Par les temps qui courent, vous êtes de plus en plus nombreux à tenter votre chance sur des postes pour lesquels vous êtes surqualifiés. Problème : la surqualification fait peur aux recruteurs. Quelques conseils pour viser plus bas avec adresse.
Certes, ce n’est pas quelque chose de nouveau, ni de spécifique à la période difficile que nous traversons. Les recruteurs ont l’habitude de recevoir des CV de candidats dont les compétences dépassent, parfois même de beaucoup, celles recherchées pour un poste donné. Mais ces derniers temps le phénomène s’est accentué : « beaucoup de bons profils se retrouvent sur le marché, et leur objectif premier est un retour à l’emploi le plus rapide possible. Or, s’il y a peu ou pas de postes disponibles à hauteur de leurs compétences, ils s’orientent vers ceux qui en requièrent moins », explique Émilie Maini, consultante pour le cabinet de recrutement Attitudes.
C’est pas gagné !
Vous vous dites peut-être que les employeurs vont sauter de joie à la vue de votre super CV ? Taper dans leurs mains à l’idée du faible salaire qu’ils pourront vous donner en regard de tout ce que vous allez leur apporter ? Eh bien ils ne voient pas du tout les choses comme ça, figurez-vous. Bien au contraire. D’abord parce qu’en France tout est très cloisonné : si une entreprise cherche tel profil, avec X années d’expérience, tel type de diplôme, etc., elle s’orientera difficilement, en règle générale, vers des profils différents. Alors quand le profil est carrément atypique…

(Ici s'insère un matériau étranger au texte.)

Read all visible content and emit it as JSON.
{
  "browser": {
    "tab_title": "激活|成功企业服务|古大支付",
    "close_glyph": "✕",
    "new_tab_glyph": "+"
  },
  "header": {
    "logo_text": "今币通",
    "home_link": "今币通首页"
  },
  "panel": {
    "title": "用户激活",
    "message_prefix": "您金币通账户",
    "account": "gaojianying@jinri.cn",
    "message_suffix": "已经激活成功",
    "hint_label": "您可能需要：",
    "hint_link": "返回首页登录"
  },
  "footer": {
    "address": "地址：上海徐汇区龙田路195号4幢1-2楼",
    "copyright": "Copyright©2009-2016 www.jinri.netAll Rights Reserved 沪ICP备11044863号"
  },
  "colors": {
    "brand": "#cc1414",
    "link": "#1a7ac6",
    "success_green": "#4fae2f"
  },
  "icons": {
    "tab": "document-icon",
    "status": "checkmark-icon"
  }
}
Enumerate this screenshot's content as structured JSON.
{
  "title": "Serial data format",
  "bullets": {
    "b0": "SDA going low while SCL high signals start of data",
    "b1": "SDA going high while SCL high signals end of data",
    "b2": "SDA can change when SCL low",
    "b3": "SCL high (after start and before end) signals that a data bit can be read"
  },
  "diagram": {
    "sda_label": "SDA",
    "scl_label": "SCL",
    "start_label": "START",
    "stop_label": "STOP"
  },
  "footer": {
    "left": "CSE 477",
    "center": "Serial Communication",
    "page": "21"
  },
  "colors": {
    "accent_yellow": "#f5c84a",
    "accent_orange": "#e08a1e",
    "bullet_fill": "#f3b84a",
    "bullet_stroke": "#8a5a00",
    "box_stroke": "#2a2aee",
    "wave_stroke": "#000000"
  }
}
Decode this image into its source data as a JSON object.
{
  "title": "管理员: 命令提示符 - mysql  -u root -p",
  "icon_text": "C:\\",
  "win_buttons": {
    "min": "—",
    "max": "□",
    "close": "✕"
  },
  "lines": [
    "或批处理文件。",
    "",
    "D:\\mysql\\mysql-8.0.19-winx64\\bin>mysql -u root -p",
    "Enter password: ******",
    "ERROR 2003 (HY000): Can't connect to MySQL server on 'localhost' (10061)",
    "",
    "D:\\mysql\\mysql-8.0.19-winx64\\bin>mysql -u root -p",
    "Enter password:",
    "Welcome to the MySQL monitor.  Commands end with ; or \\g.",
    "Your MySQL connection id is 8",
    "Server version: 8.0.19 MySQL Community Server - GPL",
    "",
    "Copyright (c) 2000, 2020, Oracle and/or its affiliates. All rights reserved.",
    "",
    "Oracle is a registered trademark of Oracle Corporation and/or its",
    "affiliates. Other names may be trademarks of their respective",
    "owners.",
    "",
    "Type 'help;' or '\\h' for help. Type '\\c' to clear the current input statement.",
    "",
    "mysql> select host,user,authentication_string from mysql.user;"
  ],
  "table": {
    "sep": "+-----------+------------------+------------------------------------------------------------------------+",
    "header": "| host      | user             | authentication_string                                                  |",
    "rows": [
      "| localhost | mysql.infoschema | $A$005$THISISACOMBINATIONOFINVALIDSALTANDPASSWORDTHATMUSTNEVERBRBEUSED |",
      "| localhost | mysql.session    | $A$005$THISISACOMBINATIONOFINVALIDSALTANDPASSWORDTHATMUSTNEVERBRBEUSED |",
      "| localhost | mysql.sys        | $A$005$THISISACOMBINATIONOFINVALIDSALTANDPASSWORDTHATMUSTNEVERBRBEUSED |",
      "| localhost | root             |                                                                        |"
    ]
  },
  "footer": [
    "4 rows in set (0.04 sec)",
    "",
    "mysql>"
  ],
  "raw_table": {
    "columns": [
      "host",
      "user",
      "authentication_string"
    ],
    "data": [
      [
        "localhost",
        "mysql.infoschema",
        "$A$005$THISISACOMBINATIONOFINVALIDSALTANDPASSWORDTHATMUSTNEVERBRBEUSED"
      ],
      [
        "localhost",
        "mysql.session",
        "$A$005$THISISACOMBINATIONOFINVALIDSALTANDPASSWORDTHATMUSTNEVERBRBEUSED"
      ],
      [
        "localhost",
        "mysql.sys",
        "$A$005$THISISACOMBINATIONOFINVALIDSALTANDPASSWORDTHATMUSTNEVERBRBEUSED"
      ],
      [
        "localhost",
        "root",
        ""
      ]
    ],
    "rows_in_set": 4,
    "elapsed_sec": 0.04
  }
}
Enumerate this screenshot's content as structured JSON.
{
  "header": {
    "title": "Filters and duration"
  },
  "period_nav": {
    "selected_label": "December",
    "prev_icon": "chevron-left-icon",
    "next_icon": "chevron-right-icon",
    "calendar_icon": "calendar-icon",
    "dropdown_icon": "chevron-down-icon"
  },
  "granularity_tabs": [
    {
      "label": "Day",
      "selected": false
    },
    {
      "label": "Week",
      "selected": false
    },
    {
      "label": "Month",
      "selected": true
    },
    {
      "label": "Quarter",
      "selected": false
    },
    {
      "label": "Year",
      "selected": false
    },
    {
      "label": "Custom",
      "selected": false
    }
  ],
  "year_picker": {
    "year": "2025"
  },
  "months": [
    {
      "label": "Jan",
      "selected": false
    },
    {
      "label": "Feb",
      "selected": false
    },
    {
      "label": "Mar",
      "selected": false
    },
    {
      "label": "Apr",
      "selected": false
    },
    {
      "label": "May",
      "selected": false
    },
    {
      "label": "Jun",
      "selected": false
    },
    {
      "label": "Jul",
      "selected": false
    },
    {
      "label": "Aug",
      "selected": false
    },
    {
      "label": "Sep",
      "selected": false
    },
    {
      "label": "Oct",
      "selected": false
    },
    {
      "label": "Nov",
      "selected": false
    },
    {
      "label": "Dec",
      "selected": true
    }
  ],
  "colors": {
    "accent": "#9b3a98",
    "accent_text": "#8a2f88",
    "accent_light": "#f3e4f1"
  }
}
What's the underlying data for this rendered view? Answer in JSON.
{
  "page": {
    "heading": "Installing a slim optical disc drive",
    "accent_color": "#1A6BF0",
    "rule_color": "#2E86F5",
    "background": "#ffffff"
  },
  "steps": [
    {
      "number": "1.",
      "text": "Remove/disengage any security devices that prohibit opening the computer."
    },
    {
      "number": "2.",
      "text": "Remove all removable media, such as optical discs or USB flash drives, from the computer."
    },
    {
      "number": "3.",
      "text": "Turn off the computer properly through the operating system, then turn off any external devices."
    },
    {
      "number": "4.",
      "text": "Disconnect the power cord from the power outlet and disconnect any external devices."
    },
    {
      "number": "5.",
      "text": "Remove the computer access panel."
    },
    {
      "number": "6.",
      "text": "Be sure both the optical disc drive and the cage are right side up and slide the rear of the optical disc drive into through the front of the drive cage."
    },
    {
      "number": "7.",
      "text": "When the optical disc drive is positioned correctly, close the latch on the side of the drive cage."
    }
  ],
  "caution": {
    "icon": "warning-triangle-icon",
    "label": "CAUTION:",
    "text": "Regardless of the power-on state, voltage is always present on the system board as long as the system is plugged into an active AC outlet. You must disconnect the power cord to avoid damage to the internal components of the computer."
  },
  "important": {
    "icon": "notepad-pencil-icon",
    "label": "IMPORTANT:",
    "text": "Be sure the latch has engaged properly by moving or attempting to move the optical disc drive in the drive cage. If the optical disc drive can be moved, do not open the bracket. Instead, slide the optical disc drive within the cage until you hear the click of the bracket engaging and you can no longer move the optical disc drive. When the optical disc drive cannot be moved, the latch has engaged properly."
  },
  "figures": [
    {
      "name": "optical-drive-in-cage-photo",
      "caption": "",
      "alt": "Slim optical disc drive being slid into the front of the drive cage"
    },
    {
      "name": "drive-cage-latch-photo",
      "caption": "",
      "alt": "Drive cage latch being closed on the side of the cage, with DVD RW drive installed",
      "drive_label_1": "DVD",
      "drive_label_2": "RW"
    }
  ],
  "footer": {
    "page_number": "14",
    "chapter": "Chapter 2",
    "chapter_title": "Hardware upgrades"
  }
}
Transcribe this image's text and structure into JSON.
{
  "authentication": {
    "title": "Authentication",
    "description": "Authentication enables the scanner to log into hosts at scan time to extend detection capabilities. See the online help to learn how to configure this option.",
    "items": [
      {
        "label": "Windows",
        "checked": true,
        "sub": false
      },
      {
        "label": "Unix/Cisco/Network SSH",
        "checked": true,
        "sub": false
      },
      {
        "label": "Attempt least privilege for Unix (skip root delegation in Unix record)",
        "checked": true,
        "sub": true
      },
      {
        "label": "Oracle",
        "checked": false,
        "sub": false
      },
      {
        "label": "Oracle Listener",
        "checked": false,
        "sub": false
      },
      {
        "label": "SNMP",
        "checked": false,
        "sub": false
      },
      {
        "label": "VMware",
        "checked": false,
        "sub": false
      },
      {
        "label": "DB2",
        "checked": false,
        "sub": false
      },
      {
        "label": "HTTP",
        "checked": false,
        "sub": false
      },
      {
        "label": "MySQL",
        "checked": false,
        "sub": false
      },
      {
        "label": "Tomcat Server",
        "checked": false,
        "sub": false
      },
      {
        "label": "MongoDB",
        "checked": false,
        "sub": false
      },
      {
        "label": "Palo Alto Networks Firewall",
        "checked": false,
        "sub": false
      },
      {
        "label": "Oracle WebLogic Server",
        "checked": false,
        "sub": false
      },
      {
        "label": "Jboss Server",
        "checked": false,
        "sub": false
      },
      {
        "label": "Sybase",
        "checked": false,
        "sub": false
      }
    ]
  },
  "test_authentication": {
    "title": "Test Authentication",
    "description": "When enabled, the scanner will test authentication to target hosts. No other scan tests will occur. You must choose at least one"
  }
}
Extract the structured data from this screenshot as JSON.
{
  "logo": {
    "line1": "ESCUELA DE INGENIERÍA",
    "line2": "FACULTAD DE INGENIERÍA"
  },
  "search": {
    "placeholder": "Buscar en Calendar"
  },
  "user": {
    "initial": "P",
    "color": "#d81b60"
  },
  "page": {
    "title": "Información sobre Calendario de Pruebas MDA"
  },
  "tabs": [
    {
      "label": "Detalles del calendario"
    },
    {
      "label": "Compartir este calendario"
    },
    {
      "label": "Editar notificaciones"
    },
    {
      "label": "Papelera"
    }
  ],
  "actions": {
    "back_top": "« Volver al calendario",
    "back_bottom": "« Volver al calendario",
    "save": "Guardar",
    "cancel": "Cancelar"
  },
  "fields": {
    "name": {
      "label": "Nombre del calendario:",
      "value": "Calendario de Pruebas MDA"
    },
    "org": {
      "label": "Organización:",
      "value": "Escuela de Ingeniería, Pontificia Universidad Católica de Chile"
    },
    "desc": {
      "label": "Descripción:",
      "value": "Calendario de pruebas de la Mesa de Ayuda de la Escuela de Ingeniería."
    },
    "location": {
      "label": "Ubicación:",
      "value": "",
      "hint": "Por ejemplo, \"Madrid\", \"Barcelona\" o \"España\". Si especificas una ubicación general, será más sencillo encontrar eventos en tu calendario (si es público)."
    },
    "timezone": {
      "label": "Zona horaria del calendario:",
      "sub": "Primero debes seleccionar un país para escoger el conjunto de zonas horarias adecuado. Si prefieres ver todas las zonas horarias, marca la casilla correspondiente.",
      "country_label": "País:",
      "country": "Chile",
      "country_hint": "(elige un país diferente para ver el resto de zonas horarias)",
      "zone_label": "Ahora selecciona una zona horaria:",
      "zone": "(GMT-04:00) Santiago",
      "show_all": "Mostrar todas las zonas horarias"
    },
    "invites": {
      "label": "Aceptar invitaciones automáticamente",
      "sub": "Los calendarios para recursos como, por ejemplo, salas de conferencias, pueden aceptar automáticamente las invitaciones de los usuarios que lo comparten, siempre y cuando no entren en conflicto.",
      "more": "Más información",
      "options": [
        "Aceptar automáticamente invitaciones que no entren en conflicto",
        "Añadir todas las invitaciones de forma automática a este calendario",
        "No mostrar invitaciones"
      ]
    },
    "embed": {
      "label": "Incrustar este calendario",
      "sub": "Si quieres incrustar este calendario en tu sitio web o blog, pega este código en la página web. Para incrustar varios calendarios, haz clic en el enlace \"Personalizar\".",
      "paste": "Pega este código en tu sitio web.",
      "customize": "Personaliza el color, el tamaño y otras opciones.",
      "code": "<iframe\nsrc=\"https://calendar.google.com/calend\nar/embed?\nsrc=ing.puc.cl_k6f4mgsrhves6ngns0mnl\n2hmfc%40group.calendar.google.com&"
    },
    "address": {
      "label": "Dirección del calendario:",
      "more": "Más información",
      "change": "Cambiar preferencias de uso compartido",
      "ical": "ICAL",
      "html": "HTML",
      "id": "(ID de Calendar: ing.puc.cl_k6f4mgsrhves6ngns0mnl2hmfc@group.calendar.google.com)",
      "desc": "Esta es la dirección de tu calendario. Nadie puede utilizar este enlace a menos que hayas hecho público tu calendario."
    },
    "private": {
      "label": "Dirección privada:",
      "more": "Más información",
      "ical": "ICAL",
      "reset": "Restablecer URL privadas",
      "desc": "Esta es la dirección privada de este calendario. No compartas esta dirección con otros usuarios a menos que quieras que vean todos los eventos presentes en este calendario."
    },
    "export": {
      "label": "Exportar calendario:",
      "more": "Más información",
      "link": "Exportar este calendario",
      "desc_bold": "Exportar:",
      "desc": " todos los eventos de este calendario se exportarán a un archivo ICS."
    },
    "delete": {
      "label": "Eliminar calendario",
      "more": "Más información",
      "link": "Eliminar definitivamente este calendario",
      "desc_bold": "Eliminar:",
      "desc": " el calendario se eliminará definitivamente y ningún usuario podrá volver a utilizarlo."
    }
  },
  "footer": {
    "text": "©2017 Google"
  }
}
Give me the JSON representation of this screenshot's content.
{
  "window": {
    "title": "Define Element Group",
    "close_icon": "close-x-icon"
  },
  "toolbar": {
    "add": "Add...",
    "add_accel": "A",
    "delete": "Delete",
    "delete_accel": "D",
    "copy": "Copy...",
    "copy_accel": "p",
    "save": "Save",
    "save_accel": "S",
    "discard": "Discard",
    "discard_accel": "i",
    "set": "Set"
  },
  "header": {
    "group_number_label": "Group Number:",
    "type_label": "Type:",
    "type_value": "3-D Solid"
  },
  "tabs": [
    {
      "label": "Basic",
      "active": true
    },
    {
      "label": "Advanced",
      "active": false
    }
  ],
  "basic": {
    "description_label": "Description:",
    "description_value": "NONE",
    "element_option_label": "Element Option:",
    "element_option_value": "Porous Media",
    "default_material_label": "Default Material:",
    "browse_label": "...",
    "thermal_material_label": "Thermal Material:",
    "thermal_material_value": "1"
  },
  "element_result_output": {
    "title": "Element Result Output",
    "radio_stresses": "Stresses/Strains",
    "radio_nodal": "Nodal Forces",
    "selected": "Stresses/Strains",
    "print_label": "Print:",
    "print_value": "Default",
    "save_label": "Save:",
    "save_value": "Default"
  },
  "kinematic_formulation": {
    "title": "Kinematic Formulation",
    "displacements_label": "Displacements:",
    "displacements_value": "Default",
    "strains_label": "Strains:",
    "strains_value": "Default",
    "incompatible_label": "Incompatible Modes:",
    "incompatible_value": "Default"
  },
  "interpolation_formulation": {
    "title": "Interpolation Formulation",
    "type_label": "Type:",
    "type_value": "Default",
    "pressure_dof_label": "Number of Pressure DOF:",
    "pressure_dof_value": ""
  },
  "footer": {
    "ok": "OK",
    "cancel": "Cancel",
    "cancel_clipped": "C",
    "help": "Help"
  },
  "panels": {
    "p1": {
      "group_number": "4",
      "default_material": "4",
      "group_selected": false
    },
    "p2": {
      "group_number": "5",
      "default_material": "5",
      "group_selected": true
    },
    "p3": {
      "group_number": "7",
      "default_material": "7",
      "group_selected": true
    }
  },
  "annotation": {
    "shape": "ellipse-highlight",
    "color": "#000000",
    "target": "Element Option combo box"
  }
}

Ensuite, un recrutement ne se fait pas que sur des compétences, il répond aussi à un besoin qui est fonction d’un type d’organisation. Si l’entreprise veut un junior par exemple, il y a des raisons, en termes de contenu de la mission, de salaire, de structure et d’équipe. Peut-être le manager n’a-t-il que 25 ans et peut-être ne le voit-on pas encadrer une personne de 50 ans.
Vous représentez un risque
C’est peut-être un peu moins compliqué pour un jeune diplômé, un niveau Bac +5 qui vise un poste de niveau Bac +2 par exemple. Après tout il débute, ça peut passer. Mais pour l’entreprise, vous représentez plus un risque qu’une opportunité : vous êtes susceptible de vous lasser très vite des missions qui vous seront confiées, et donc de vous démotiver. N’allez-vous pas, assez rapidement, demander une rémunération supérieure ? Combien de temps allez-vous rester ? Combien va coûter un nouveau recrutement ?
Pour ne pas se démonter pendant l’entretien
La rencontre fait souvent la différence, comme le souligne Émilie Maini : votre personnalité peut séduire et effacer vos diplômes ou compétences en trop. Mais si vous accédez à cette étape, pas d’erreur possible.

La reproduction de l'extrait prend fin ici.